Parker, D. A.
(2024)
Scientific Progress During Peacetime: Current Epistemological Trends.
[Preprint]
Abstract
This analytical study explores the nature of scientific progress connected to current philosophical definitions and the role of institutional governance in promoting this progress. This paper examines how public and private initiatives intersect to create a wartime level of scientific progress during peacetime, as promoted in detail by Vannevar Bush, Director of the Office of Scientific Research and Development (OSRD) from 1941-47. This study suggests that the public benefit from the war footing approach to scientific progress should outweigh the losses to the public good that accumulate due to wartime restrictions on scientific discourse during times of peace.
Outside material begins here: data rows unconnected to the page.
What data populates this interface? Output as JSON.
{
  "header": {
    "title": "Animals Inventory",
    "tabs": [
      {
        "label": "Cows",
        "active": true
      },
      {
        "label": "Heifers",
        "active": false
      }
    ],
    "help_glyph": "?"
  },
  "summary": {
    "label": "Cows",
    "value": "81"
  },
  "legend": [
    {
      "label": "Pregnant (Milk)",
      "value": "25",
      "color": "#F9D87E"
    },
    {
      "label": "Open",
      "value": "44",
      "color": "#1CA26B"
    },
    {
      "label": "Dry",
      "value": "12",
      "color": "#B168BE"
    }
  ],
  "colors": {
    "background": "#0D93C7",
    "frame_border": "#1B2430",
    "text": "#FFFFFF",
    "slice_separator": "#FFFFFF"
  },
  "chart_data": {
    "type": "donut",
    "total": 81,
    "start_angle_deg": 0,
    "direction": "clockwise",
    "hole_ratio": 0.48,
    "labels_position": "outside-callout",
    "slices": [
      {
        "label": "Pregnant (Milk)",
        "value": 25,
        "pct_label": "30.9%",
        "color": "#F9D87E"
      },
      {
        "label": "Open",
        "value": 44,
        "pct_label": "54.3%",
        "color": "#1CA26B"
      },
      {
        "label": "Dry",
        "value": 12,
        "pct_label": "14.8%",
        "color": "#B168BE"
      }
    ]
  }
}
The interaction and dependence of scientific progress on military development, public health and public needs in general, the tax code and the patent system form the foundation of Bush’s program for sustaining wartime levels of scientific progress during peacetime. This study references the COVID-19 period and the solutions that were applied to emergent public needs through scientific programs. Justice of the United States (U.S.) Supreme Court Neil Gorsuch noted in May 2023 that “…we may have experienced the greatest intrusions on civil liberties in the peacetime history of this country.” This study proposes that the dilution of scientific truth in public policy is the result of a collective institutional mindset among scientists. This mindset endorses public programs that provide society with a wartime risk response in peacetime. In this study, from an epistemological standpoint and considering the work of other researchers in this field, these developments in scientific progress will be analyzed.